2) Pour protéger cet espace les Européens ont dû lutter contre le monde extérieur. Il y eut la lutte de l’Orient contre l’Occident. Avec la victoire des libertés grecques contre l’empire perse. La victoire de la raison romaine face à Carthage. La victoire des Romains et de leurs alliés barbares face aux hordes hunniques venus d’Asie. Puis durant quatorze siècles la chrétienté et l’islam s’affrontèrent à travers la Reconquista de la péninsule ibérique, les Croisades et la lutte contre le Grand Turc.

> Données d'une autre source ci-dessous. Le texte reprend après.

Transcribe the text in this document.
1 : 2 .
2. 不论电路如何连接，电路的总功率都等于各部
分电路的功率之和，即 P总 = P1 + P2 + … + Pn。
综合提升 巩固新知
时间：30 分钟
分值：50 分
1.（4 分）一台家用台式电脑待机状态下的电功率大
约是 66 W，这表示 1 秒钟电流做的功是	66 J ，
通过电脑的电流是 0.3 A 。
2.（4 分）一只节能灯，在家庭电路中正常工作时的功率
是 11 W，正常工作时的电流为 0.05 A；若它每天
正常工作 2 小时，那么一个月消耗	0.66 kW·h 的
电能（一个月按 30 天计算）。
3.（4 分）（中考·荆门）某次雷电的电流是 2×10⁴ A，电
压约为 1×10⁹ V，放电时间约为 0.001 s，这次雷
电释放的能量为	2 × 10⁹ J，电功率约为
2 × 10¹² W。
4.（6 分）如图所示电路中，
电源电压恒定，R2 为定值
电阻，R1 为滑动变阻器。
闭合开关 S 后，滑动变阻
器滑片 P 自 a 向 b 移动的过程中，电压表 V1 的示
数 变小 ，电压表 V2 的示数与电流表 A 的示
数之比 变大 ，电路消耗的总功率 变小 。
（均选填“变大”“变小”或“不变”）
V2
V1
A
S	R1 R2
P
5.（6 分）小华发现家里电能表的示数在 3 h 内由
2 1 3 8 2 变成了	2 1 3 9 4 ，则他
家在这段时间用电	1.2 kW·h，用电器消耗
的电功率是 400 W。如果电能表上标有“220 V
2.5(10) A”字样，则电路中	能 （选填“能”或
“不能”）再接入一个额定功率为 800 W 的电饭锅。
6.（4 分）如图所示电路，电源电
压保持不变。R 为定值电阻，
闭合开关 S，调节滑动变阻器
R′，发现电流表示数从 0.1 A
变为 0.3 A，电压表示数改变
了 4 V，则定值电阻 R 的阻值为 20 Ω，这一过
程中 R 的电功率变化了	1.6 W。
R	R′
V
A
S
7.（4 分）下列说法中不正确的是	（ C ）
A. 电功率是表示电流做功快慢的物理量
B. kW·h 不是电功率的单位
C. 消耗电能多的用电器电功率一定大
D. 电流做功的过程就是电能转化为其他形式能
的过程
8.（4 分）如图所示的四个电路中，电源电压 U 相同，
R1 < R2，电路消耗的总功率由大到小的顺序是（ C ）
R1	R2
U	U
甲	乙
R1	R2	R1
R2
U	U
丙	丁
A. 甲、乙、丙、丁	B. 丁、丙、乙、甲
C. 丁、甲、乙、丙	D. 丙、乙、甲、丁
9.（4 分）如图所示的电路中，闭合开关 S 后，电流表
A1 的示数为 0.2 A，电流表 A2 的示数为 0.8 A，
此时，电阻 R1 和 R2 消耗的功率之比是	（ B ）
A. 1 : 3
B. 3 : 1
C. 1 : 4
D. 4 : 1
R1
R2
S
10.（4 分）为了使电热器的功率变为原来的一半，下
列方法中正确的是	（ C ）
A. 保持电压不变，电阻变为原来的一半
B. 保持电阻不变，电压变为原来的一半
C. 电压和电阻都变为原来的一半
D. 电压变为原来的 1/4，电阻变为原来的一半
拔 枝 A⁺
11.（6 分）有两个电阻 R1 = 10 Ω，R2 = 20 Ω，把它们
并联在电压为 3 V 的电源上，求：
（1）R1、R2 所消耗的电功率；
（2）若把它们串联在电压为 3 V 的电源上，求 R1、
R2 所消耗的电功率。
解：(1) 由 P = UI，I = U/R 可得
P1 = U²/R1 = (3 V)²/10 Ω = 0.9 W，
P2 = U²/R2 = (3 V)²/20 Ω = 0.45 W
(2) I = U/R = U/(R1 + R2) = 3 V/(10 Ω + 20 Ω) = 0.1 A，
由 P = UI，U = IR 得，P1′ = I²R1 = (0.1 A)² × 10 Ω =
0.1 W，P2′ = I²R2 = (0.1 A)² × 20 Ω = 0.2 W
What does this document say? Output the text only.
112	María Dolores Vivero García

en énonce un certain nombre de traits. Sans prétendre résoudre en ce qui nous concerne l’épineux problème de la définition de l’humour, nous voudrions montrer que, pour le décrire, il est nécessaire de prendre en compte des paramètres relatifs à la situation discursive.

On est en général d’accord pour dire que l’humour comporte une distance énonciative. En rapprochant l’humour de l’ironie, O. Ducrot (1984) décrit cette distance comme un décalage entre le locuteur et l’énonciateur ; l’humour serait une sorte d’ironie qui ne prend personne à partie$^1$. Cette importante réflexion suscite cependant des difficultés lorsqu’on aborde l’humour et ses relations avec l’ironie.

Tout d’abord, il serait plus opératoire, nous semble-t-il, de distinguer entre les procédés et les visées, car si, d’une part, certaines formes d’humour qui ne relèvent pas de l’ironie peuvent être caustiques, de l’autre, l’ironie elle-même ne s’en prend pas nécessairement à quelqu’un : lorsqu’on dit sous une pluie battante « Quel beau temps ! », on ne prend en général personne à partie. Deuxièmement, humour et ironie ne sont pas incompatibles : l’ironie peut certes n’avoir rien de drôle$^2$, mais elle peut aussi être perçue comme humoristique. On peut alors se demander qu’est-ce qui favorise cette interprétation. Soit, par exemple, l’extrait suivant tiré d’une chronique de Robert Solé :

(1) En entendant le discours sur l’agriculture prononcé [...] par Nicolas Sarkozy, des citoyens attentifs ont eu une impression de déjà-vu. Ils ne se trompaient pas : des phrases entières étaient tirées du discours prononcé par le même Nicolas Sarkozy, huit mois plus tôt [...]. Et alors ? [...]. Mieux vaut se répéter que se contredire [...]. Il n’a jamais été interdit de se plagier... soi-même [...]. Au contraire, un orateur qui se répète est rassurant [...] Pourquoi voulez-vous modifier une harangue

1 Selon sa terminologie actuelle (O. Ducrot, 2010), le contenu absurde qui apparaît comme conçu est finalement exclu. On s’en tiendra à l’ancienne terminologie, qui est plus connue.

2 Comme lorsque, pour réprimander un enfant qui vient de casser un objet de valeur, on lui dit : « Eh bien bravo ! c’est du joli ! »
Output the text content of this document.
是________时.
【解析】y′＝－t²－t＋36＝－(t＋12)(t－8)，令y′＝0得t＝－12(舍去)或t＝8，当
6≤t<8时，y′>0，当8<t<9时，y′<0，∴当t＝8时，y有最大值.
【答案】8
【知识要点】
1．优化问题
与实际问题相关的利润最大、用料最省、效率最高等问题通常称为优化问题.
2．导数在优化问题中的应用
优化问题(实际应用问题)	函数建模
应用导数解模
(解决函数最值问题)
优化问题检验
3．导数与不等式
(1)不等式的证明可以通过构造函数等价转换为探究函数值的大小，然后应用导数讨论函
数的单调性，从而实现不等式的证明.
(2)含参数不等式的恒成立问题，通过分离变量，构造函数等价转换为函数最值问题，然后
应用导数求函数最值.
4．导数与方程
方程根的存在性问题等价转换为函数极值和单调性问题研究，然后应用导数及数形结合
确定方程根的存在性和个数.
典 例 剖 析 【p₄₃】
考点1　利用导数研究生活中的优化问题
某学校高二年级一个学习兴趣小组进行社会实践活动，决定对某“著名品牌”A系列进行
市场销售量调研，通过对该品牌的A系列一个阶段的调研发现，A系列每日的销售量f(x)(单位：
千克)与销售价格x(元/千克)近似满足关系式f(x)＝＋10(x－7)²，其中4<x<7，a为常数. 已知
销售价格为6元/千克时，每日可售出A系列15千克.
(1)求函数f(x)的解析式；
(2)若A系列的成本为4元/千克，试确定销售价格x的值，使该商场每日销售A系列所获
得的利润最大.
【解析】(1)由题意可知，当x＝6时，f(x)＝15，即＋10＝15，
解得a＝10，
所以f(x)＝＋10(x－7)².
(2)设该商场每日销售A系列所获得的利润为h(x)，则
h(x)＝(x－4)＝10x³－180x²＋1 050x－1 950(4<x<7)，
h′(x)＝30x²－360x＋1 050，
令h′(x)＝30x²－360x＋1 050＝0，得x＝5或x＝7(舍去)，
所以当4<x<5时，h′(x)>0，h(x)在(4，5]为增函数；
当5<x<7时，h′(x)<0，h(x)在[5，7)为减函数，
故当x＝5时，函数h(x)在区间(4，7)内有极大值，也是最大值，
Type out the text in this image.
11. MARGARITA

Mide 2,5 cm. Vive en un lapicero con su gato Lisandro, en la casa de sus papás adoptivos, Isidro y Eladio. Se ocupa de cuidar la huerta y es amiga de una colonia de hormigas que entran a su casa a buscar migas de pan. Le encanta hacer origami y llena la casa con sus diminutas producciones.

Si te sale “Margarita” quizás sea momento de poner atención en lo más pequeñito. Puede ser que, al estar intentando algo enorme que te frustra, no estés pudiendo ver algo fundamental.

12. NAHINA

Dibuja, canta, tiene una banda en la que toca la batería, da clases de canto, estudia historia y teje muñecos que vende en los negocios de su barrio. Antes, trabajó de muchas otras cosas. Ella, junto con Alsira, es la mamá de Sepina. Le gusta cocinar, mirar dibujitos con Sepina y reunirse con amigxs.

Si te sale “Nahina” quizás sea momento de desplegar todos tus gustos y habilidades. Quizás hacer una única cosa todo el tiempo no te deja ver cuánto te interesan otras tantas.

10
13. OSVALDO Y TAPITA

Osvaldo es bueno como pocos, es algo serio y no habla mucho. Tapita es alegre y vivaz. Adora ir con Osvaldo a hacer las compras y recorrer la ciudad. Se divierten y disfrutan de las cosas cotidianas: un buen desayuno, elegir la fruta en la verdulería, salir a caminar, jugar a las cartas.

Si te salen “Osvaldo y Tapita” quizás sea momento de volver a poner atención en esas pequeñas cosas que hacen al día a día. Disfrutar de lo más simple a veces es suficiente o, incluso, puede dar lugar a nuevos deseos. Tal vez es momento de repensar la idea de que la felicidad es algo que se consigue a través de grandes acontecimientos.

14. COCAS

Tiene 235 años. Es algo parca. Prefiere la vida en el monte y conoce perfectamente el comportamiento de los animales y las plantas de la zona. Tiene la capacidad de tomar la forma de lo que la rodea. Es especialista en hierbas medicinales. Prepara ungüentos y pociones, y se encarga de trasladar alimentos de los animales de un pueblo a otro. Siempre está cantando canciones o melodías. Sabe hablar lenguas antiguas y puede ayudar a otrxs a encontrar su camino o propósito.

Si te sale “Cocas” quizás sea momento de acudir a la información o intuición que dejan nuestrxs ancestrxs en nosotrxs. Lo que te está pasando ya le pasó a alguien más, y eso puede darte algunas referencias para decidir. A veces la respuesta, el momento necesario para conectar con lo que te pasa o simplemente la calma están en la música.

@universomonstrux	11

3) Mais ces conflits incessants n’ont pas changé la substance de la population européenne. Ce qu’on appelle les Grandes invasions- du IVe au IXe siècle – ont certes renforcé l’apport germanique et nordique dans le centre et le sud de l’Europe mais sans changer fondamentalement la substance de l’Europe. A l’intérieur de l’espace européen le peuplement est resté européen. La Horde d’or a marqué de son empreinte la Russie mais les Mongols n’ont laissé aucune trace à l’ouest de l’Europe. Les invasions arabes n’ont que très peu modifiés le peuplement des rives de la Méditerranée. Les traces de gènes subsahariens qui en sont les marqueurs sont quasiment absents d’Europe sauf sur certaines côtes du sud de l’Espagne, de la Sicile ou de Calabre.

4) Bref le peuplement de l’Europe est resté exclusivement européen jusqu’en 1960. A partir de là tout a basculé. Les Européens se sont retirés d’Afrique et du monde indo-pakistanais. Mais le monde africain et musulman a commencé à migrer vers l’Europe.

Ce sont les ex-puissances coloniales qui ont été les premières concernées : France, Grande Bretagne, Belgique, Pays-Bas suivis par l’Allemagne et les pays du nord de l’Europe, la Scandinavie et l’Irlande. On peut distinguer les contours d’une Europe envahie. En voici les causes.

L’Europe envahie : l’Europe de l’ouest et du nord

5) L’immigration est voulue par de puissantes forces économiques et idéologiques. Le patronat a toujours soutenu l’immigration dans laquelle il voit un moyen efficace de peser à la baisse sur les salaires. De leur côté beaucoup d’immigrés espèrent mieux vivre dans les pays européens que chez eux : soit en y trouvant des emplois et/ou en y accédant à des régimes sociaux généreux.

Ces logiques économiques sont servies par l’idéologie dominante fondée sur le socle des droits de l’homme. Chacun individu d’où qu’il vienne et quelle que soit sa nationalité est censé disposer des mêmes droits. Tout homme indépendamment de ses origines – nationales, ethniques, culturelles, religieuses, civilisationnelles est censé être « remplaçable ».

C’est ce que l’écrivain français Renaud Camus nomme le « remplacisme global ».

Tout ceci constitue la base de la doxa de l’Europe envahie qui s’impose par la propagande médiatique et la tyrannie des juges baptisée « Etat de droit ». Le tout sur fond de repentance et de culpabilisation pour le passé guerrier, colonial et esclavagiste des Européens !

Tous ceux – hommes politiques ou journalistes – qui se sont opposés à cela ont été diabolisés.

Les conséquences en sont terrifiantes.